Provisions for credit losses have increased dramatically since last year, but even before COVID-19, things had been volatile and provisions had increased over time. But what we saw here was crazy. When provisions expand, we are cautious because it may mean that the company is making risky loans or that borrowers cannot pay. In this case, it’s the last one: with all unemployment on the rise, and with small businesses that have no income, businesses close. The results are pessimistic for the economy and consumer health, but the bank will do well in the medium term.

Typically, we view this as a measure of loan security. Please note this does not mean there will be losses, we just want to point out how much is being reserved.

Much of the reserves are in the consumer portfolios, where much of the new credit activity is ongoing. The company entered this crisis in a position of strength, and still remains well capitalized and highly liquid with total liquidity resources of over $ 1 trillion.

While it is tightening some lending criteria, in the second quarter, the company’s underlying results were extremely good. However, given the probability of a fairly severe recession, it was necessary to build credit reserves that resulted in total credit costs of $ 10.5 billion for the quarter. The arrangement was intentional but much more than we expected. We thought they would be flat from the first quarter of 2020.

Highly efficient bench

One measure that has not improved in recent years is the efficiency ratio, but again, it really doesn’t matter because the bank is highly efficient.

The efficiency index analyzes the costs spent to generate a dollar of income. This metric has long been attractive to JPM. Overall, JPMorgan Chase has seen its efficiency ratio remain strong, and this quarter was the best we’ve seen for this metric for JPM at 51%. Lower is better, of course. Overall, we’ve been left with a textbook goal of about 50% for this critical indicator, so JPMorgan’s 51% efficiency demonstrates another reason why it’s the best.

Final thoughts

There is little doubt that JPMorgan Chase produced good results here. The company spent the quarter positioning itself for a recession, playing defense. He got a huge boost from credit and wealth management. In addition to the virus, complex geopolitical problems remain, and global growth is now a major concern. However, this virus problem will not last. It will be a few more quarters of pain, and the financial woes will largely last until the end of the year.

The company still has a fortress-like balance sheet and is positioned to defend itself in the coming quarters. We always maintain that in the long run, the ups and downs of stocks don’t matter, and you should seek to buy a quality company at a fair price. Here we have a high quality company that has a discount, even with EPS that wears it on the chin for a few quarters. He is a long-term winner. You should be widening the slopes. Don’t buy all at once, let the market inevitably offer you better prices.

This is a key difference between being a winner and a loser.

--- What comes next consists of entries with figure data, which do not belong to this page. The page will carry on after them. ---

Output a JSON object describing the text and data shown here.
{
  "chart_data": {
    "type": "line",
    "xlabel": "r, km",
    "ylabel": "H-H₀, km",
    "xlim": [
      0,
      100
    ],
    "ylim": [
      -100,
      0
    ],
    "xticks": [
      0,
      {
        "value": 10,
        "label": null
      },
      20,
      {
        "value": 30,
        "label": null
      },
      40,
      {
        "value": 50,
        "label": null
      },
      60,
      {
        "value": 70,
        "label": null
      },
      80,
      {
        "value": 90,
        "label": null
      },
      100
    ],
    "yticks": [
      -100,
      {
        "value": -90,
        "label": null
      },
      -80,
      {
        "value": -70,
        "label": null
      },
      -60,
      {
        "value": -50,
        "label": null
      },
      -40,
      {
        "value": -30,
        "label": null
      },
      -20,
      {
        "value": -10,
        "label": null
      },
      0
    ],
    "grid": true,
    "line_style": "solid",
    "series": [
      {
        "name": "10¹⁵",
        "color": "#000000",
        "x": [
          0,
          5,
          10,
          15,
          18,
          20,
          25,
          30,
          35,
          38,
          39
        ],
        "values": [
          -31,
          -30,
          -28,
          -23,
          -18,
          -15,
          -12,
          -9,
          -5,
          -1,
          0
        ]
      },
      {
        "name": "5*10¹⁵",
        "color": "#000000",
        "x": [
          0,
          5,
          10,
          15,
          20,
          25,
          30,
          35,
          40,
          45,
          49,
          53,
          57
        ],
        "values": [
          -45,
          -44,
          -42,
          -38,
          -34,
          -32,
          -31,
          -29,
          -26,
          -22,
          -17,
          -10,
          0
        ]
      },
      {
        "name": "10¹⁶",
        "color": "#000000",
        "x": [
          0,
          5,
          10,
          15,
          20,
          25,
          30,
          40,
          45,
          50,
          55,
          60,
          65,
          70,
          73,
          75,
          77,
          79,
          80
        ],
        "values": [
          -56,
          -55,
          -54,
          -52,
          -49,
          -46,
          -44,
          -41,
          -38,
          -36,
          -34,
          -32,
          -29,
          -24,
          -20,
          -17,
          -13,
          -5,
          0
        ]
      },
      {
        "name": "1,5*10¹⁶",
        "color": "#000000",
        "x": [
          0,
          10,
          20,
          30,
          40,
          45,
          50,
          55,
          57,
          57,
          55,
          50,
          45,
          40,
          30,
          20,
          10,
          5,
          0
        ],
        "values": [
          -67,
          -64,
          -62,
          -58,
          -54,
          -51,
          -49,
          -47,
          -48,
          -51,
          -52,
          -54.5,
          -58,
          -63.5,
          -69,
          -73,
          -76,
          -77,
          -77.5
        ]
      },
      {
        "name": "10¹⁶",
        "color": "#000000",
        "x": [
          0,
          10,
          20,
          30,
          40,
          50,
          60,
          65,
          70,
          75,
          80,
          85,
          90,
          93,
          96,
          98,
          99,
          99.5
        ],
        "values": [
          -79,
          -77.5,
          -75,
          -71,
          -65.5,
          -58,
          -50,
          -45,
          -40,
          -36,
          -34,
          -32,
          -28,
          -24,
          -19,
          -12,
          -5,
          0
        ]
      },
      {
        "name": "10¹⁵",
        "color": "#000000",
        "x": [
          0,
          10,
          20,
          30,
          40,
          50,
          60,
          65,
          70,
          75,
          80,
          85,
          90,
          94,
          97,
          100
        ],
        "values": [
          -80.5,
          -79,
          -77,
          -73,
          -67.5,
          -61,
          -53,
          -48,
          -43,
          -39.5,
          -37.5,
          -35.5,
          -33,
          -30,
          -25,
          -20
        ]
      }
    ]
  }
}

We turn losers into winners

Do you like our thought process on JPM? Stop wasting time and join the merchant community at BAT BEAT Invest.

We are available around the clock during market hours to answer questions and help you learn and grow. Come earn real money.

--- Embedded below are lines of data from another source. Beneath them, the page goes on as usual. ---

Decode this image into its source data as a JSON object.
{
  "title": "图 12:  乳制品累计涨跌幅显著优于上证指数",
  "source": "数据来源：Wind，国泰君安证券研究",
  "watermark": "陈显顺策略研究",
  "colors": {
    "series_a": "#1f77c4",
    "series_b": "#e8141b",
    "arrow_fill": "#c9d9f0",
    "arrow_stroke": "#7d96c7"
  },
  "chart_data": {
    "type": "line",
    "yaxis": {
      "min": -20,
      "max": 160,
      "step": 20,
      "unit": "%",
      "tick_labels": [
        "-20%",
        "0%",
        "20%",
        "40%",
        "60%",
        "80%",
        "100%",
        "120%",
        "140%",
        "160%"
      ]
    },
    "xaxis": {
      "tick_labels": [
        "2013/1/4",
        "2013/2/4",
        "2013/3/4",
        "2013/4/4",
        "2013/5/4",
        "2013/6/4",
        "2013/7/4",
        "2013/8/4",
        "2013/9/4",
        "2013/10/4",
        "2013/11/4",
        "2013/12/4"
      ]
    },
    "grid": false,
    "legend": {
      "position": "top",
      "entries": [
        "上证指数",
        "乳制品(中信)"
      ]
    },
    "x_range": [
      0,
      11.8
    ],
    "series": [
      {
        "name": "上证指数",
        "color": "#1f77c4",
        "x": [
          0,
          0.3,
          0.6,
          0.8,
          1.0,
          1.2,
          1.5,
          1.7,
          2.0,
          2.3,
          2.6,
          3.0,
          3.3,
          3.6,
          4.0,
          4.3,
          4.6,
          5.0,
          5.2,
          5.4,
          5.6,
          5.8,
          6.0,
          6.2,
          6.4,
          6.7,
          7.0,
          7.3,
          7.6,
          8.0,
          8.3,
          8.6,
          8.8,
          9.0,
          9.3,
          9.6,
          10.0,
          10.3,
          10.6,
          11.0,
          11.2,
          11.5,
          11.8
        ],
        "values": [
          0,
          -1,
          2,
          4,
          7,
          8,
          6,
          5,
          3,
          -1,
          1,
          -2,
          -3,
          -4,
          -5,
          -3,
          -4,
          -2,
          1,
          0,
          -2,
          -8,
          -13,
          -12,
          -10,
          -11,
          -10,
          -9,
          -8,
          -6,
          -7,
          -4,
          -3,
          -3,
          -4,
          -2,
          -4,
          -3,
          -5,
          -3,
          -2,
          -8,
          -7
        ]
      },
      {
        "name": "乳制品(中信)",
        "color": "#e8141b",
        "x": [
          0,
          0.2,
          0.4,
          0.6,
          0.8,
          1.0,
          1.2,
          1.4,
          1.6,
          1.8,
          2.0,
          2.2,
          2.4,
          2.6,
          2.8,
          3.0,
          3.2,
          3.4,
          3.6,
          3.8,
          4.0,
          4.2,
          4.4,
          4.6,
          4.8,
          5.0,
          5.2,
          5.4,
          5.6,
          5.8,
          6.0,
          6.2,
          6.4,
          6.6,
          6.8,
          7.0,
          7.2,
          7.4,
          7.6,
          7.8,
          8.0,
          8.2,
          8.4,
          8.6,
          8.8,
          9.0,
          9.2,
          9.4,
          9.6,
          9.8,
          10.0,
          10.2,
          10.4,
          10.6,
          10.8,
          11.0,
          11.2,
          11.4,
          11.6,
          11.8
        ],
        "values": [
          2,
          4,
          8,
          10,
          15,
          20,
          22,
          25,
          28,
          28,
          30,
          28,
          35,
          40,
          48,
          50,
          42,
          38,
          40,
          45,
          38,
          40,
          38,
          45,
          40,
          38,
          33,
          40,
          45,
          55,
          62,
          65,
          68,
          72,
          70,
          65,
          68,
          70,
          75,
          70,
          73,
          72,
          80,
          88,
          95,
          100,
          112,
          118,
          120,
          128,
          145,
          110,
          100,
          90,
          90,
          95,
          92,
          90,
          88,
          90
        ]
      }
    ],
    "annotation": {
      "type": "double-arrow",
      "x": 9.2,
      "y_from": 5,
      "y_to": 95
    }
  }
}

  • Gain access to a dedicated team, available around the clock during market hours.
  • Quick return business ideas every week
  • Point inputs, profit taking, and stops rooted in technical and fundamental analysis
  • Deep value situations identified through proprietary analysis
  • Analysis of stocks, options, exchanges, dividends and individual portfolios


Divulge: I am / we are long JPM. I wrote this article myself and express my own opinions. I receive no compensation for it (other than Seeking Alpha). I have no business relationship with any company whose shares are mentioned in this article.